Most people they see won’t know it but the young carers are likely to be stressed and anxious about the person they care for, feeling isolated or misunderstood, starved of opportunities to relax and enjoy themselves, worried about being left behind on their school or college work and possibly under pressure to make sure they stay safe while making the right life choices.
This is an awful lot for a young person to have to deal with but Spurgeons can help young carers with a programme of activity and support designed to boost their confidence, strengthen their emotional resilience, make them safer and lead them to make better decisions.
Our local workshops and residentials focused on group activities, peer support, sessions on drugs and alcohol miss-use, First Aid, building self-esteem and confidence, healthy relationships, anti-bullying, health and hygiene, healthy eating and online safety.
We also had a celebration event at the end of the programme that gave the young carers the opportunity to demonstrate their new-found skills and creativity to their peers, families, friends and supporters of the programme.

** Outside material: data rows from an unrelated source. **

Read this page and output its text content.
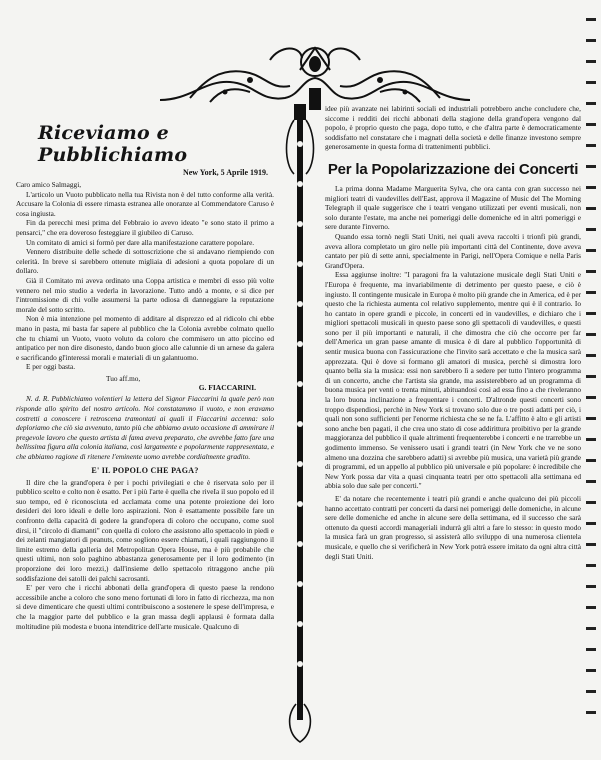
Riceviamo e Pubblichiamo
New York, 5 Aprile 1919.

Caro amico Salmaggi,

L'articolo un Vuoto pubblicato nella tua Rivista non è del tutto conforme alla verità. Accusare la Colonia di essere rimasta estranea alle onoranze al Commendatore Caruso è cosa ingiusta.

Fin da perecchi mesi prima del Febbraio io avevo ideato "e sono stato il primo a pensarci," che era doveroso festeggiare il giubileo di Caruso.

Un comitato di amici si formò per dare alla manifestazione carattere popolare.

Vennero distribuite delle schede di sottoscrizione che si andavano riempiendo con celerità. In breve si sarebbero ottenute migliaia di adesioni a quota popolare di un dollaro.

Già il Comitato mi aveva ordinato una Coppa artistica e membri di esso più volte vennero nel mio studio a vederla in lavorazione. Tutto andò a monte, e si dice per l'intromissione di chi volle assumersi la parte odiosa di danneggiare la reputazione morale del sotto scritto.

Non è mia intenzione pel momento di additare al disprezzo ed al ridicolo chi ebbe mano in pasta, mi basta far sapere al pubblico che la Colonia avrebbe colmato quello che tu chiami un Vuoto, vuoto voluto da coloro che commisero un atto piccino ed antipatico per non dire disonesto, dando buon gioco alle calunnie di un arnese da galera e sacrificando gl'interessi morali e materiali di un galantuomo.

E per oggi basta.

Tuo aff.mo,
G. FIACCARINI.

N. d. R. Pubblichiamo volentieri la lettera del Signor Fiaccarini la quale però non risponde allo spirito del nostro articolo. Noi constatammo il vuoto, e non eravamo costretti a conoscere i retroscena tramontati ai quali il Fiaccarini accenna: solo deploriamo che ciò sia avvenuto, tanto più che abbiamo avuto occasione di ammirare il pregevole lavoro che questo artista di fama aveva preparato, che avrebbe fatto fare una bellissima figura alla colonia italiana, così largamente e popolarmente rappresentata, e che abbiamo ragione di ritenere l'eminente uomo avrebbe cordialmente gradito.

E' IL POPOLO CHE PAGA?

Il dire che la grand'opera è per i pochi privilegiati e che è riservata solo per il pubblico scelto e colto non è esatto. Per i più l'arte è quella che riveIa il suo popolo ed il suo tempo, ed è riconosciuta ed acclamata come una potente proiezione dei loro desideri dei loro ideali e delle loro aspirazioni. Non è esattamente possibile fare un confronto della capacità di godere la grand'opera di coloro che occupano, come suol dirsi, il "circolo di diamanti" con quella di coloro che assistono allo spettacolo in piedi e dei zelanti mangiatori di peanuts, come sogliono essere chiamati, i quali raggiungono il limite estremo della galleria del Metropolitan Opera House, ma è più probabile che questi ultimi, non solo paghino abbastanza generosamente per il loro godimento (in proporzione dei loro mezzi,) dall'insieme dello spettacolo ritraggono anche più soddisfazione dei satolli dei palchi sacrosanti.

E' per vero che i ricchi abbonati della grand'opera di questo paese la rendono accessibile anche a coloro che sono meno fortunati di loro in fatto di ricchezza, ma non si deve dimenticare che questi ultimi contribuiscono a sostenere le spese dell'impresa, e che la maggior parte del pubblico e la gran massa degli applausi è formata dalla moltitudine più modesta e buona intenditrice dell'arte musicale. Qualcuno di

idee più avanzate nei labirinti sociali ed industriali potrebbero anche concludere che, siccome i redditi dei ricchi abbonati della stagione della grand'opera vengono dal popolo, è proprio questo che paga, dopo tutto, e che d'altra parte è democraticamente soddisfatto nel constatare che i magnati della società e delle finanze investono sempre generosamente in questa forma di trattenimenti pubblici.

Per la Popolarizzazione dei Concerti

La prima donna Madame Marguerita Sylva, che ora canta con gran successo nei migliori teatri di vaudevilles dell'East, approva il Magazine of Music del The Morning Telegraph il quale suggerisce che i teatri vengano utilizzati per eventi musicali, non solo durante l'estate, ma anche nei pomeriggi delle domeniche ed in altri pomeriggi e sere durante l'inverno.

Quando essa tornò negli Stati Uniti, nei quali aveva raccolti i trionfi più grandi, aveva allora completato un giro nelle più importanti città del Continente, dove aveva cantato per più di sette anni, specialmente in Parigi, nell'Opera Comique e nella Paris Grand'Opera.

Essa aggiunse inoltre: "I paragoni fra la valutazione musicale degli Stati Uniti e l'Europa è frequente, ma invariabilmente di detrimento per questo paese, e ciò è ingiusto. Il contingente musicale in Europa è molto più grande che in America, ed è per questo che la richiesta aumenta col relativo supplemento, mentre qui è il contrario. Io ho cantato in opere grandi e piccole, in concerti ed in vaudevilles, e dichiaro che i migliori spettacoli musicali in questo paese sono gli spettacoli di vaudevilles, e questi sono per il più importanti e naturali, il che dimostra che ciò che occorre per far dell'America un gran paese amante di musica è di dare al pubblico l'opportunità di sentir musica buona con l'assicurazione che l'invito sarà accettato e che la musica sarà apprezzata. Qui è dove si formano gli amatori di musica, perchè si dimostra loro quanto bella sia la musica: essi non sarebbero lì a sedere per tutto l'intero programma di un concerto, anche che l'artista sia grande, ma assisterebbero ad un programma di buona musica per venti o trenta minuti, abituandosi così ad essa fino a che riveleranno la loro buona inclinazione a frequentare i concerti. D'altronde questi concerti sono troppo dispendiosi, perchè in New York si trovano solo due o tre posti adatti per ciò, i quali non sono sufficienti per l'enorme richiesta che se ne fa. L'affitto è alto e gli artisti sono anche ben pagati, il che crea uno stato di cose addirittura proibitivo per la grande maggioranza del pubblico il quale altrimenti frequenterebbe i concerti e ne trarrebbe un godimento immenso. Se venissero usati i grandi teatri (in New York che ve ne sono almeno una dozzina che sarebbero adatti) si avrebbe più musica, una varietà più grande di programmi, ed un appello al pubblico più universale e più popolare: è incredibile che New York possa dar vita a quasi cinquanta teatri per otto spettacoli alla settimana ed abbia solo due sale per concerti."

E' da notare che recentemente i teatri più grandi e anche qualcuno dei più piccoli hanno accettato contratti per concerti da darsi nei pomeriggi delle domeniche, in alcune sere delle domeniche ed anche in alcune sere della settimana, ed il successo che sarà ottenuto da questi accordi manageriali indurrà gli altri a fare lo stesso: in questo modo la musica farà un gran progresso, si assisterà allo sviluppo di una numerosa clientela musicale, e quello che si verificherà in New York potrà essere imitato da ogni altra città degli Stati Uniti.
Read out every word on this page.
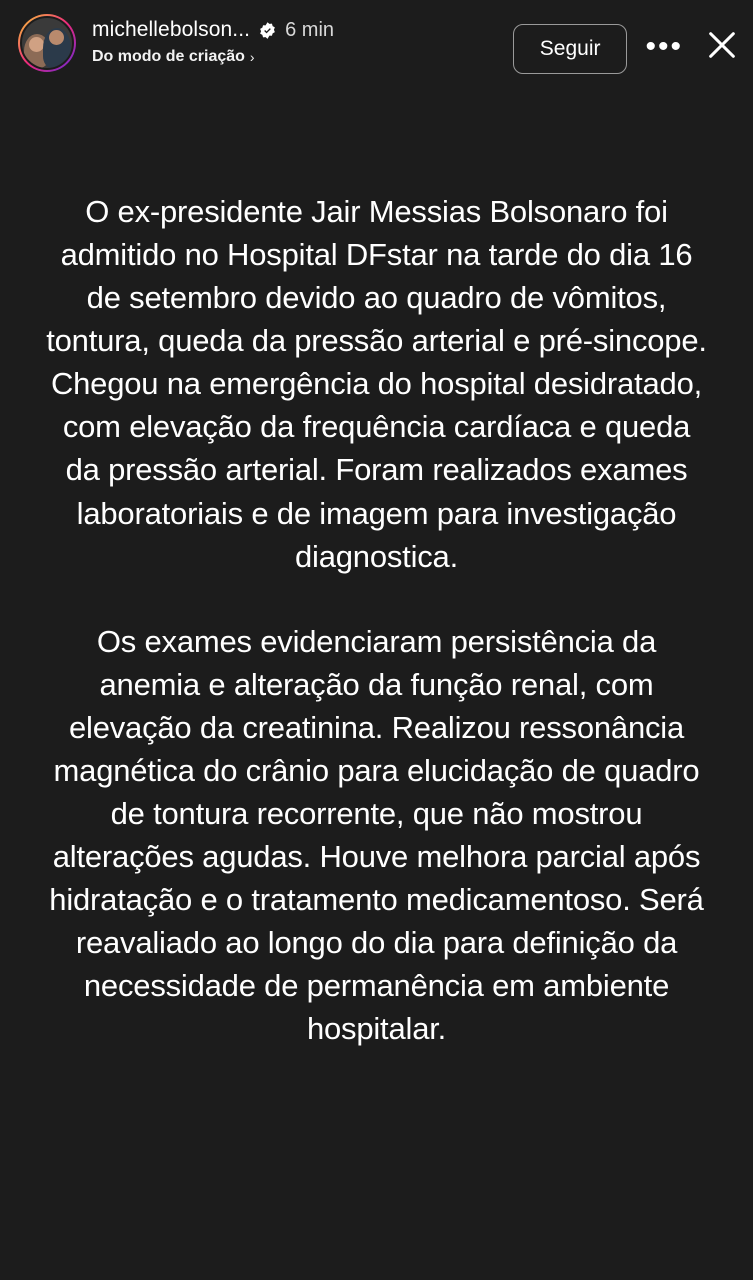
michellebolson... 6 min
Do modo de criação ›	Seguir	•••

O ex-presidente Jair Messias Bolsonaro foi admitido no Hospital DFstar na tarde do dia 16 de setembro devido ao quadro de vômitos, tontura, queda da pressão arterial e pré-sincope. Chegou na emergência do hospital desidratado, com elevação da frequência cardíaca e queda da pressão arterial. Foram realizados exames laboratoriais e de imagem para investigação diagnostica.

Os exames evidenciaram persistência da anemia e alteração da função renal, com elevação da creatinina. Realizou ressonância magnética do crânio para elucidação de quadro de tontura recorrente, que não mostrou alterações agudas. Houve melhora parcial após hidratação e o tratamento medicamentoso. Será reavaliado ao longo do dia para definição da necessidade de permanência em ambiente hospitalar.
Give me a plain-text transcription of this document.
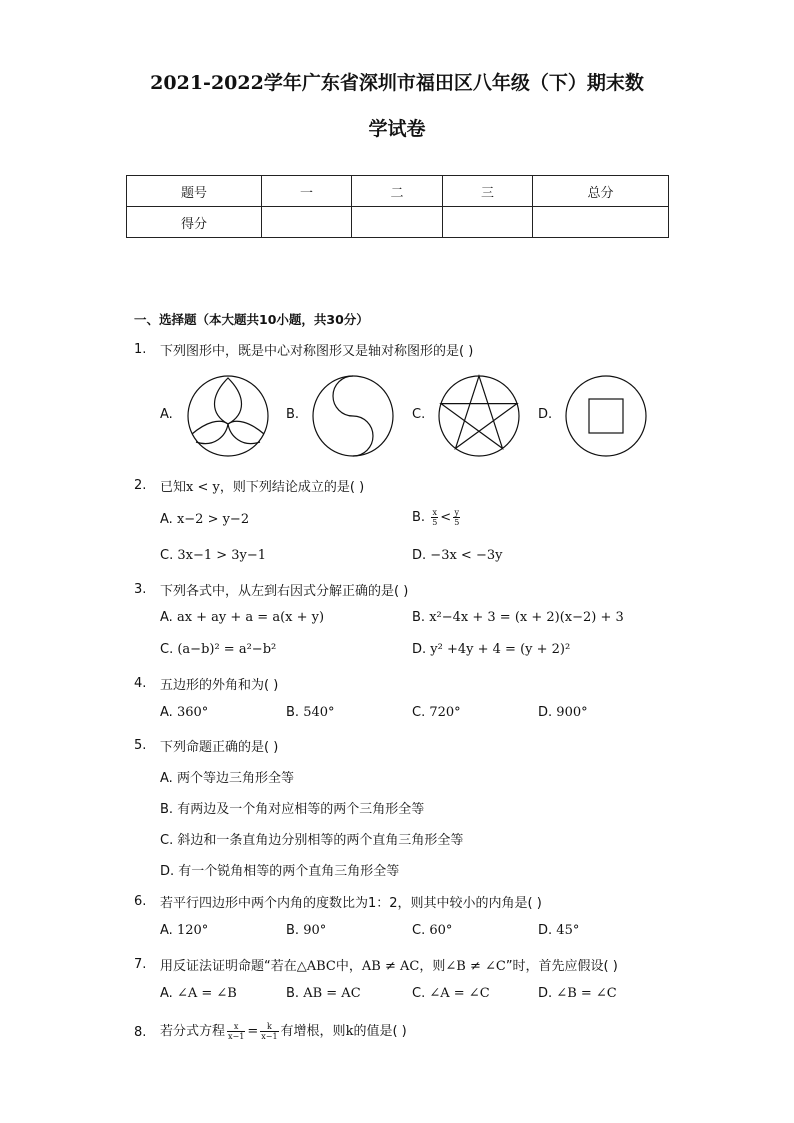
2021-2022学年广东省深圳市福田区八年级（下）期末数
学试卷
题号	一	二	三	总分
得分				
一、选择题（本大题共10小题，共30分）
1. 下列图形中，既是中心对称图形又是轴对称图形的是( )
A.	B.	C.	D.
2. 已知x < y，则下列结论成立的是( )
A. x−2 > y−2	B. $\frac{x}{5} < \frac{y}{5}$
C. 3x−1 > 3y−1	D. −3x < −3y
3. 下列各式中，从左到右因式分解正确的是( )
A. ax + ay + a = a(x + y)	B. x²−4x + 3 = (x + 2)(x−2) + 3
C. (a−b)² = a²−b²	D. y² +4y + 4 = (y + 2)²
4. 五边形的外角和为( )
A. 360°	B. 540°	C. 720°	D. 900°
5. 下列命题正确的是( )
A. 两个等边三角形全等
B. 有两边及一个角对应相等的两个三角形全等
C. 斜边和一条直角边分别相等的两个直角三角形全等
D. 有一个锐角相等的两个直角三角形全等
6. 若平行四边形中两个内角的度数比为1：2，则其中较小的内角是( )
A. 120°	B. 90°	C. 60°	D. 45°
7. 用反证法证明命题“若在△ABC中，AB ≠ AC，则∠B ≠ ∠C”时，首先应假设( )
A. ∠A = ∠B	B. AB = AC	C. ∠A = ∠C	D. ∠B = ∠C
8. 若分式方程 $\frac{x}{x-1} = \frac{k}{x-1}$ 有增根，则k的值是( )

Young carers are constantly at the centre of caring situations, their childhood taken away from them. The awards judges will have seen how the young carers were given an opportunity to take a break, have some fun, make new friends and acquire new knowledge and skills. The residentials in particular allowed the young carers some time away to be themselves in a safe environment, to bond as a group, to trust each other, work together and develop each other’s learning.
Through the themed activities and the training, the young carers came away with much greater self-awareness, able to recognise the negative choices they’d made in the past and to see more positive alternatives, understand the consequences of any risky behaviours, improve their social skills and appreciate the value of their school or college learning.
One participant in the programme thanked us for helping him, “to meet people who understand my situation; I have made friends for life and you have given me the opportunity to feel like a kid again!”
A number of these young carers have been inspired by their experience to join our Young Carers Committee and help shape the future of the service in Birmingham and the West Midlands.
Young carers are renowned for being socially isolated. This nationally recognised project gave our young carers an opportunity to make friends with their peers, who have that deeper understanding of what they all go through on a daily basis. Young carers carry burdens that force them to grow up quicker than others their age. They play parent to their younger siblings, even to their own parents and do things that no child should ever have to deal with.
Thankfully, this ground-breaking project gave young carers in Birmingham a break. If only a funder or sponsor could do the same for the project.